In order to verify that the complimentary probability has been appropriately applied at node19 a column of fail rates derived at node 14 is also prepared. This check column should always contain the basic fail rate provided for the rupture disk leak if probabilities at nodes 16 and 18 are indeed complimentary. After one or two blinks of an eye, re-typing the cases matrix name in the R Console reveals the tabularized results:

```{r}
cases
```


As expected, the risk of the undesired event can be impacted by judicious testing, inspection and remediation.

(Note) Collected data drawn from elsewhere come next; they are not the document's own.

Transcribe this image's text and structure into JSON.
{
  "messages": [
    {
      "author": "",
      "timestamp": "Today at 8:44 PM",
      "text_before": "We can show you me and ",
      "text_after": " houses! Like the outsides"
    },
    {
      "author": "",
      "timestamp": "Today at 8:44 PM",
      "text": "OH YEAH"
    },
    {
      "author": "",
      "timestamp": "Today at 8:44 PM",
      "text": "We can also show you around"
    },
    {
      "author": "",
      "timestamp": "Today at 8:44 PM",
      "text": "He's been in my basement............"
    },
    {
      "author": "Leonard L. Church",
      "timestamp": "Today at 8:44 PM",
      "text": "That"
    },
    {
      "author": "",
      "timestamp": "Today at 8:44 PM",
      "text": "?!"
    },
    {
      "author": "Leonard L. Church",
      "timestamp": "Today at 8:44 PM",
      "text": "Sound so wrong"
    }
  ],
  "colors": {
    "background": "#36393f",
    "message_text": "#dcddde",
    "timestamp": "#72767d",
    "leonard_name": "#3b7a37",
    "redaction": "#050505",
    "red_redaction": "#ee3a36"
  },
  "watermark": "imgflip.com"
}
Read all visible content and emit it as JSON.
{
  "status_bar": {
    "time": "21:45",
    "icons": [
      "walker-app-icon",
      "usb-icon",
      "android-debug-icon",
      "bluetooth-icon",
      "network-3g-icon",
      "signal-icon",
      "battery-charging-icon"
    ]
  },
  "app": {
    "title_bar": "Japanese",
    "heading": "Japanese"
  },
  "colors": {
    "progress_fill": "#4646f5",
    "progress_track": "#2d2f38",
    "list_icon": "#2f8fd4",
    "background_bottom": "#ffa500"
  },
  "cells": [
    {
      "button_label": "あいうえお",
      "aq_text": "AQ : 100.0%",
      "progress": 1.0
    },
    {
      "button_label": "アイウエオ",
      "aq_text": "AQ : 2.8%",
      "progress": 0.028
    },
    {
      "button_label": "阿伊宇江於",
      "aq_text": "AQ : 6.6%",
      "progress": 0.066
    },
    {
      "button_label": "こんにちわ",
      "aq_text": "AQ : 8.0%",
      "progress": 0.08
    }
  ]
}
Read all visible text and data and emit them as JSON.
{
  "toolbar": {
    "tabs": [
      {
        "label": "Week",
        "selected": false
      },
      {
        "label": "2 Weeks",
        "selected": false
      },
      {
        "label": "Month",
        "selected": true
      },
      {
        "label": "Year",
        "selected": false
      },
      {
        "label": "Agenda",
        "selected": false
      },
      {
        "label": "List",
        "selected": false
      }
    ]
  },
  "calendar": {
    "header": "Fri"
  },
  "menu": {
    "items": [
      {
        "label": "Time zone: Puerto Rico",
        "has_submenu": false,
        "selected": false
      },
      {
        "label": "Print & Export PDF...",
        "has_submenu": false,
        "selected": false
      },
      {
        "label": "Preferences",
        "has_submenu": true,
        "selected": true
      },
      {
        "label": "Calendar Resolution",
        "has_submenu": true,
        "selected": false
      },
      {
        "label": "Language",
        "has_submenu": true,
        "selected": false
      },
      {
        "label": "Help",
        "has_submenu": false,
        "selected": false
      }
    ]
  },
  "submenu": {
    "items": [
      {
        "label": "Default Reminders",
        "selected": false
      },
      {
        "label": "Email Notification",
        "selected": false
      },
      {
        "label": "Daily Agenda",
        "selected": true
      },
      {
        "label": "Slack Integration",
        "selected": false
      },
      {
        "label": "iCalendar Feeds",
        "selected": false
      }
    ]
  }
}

By fault tree modeling with an understanding of latency it is possible to define an appropriate inspection protocol.
 
It is left as a student exercise to consider daily walkby inspections.
 
What inspections could be considered for the rupture disk human error and manufacturing risks?
 
Could replacement of the disk with a new one change these risks?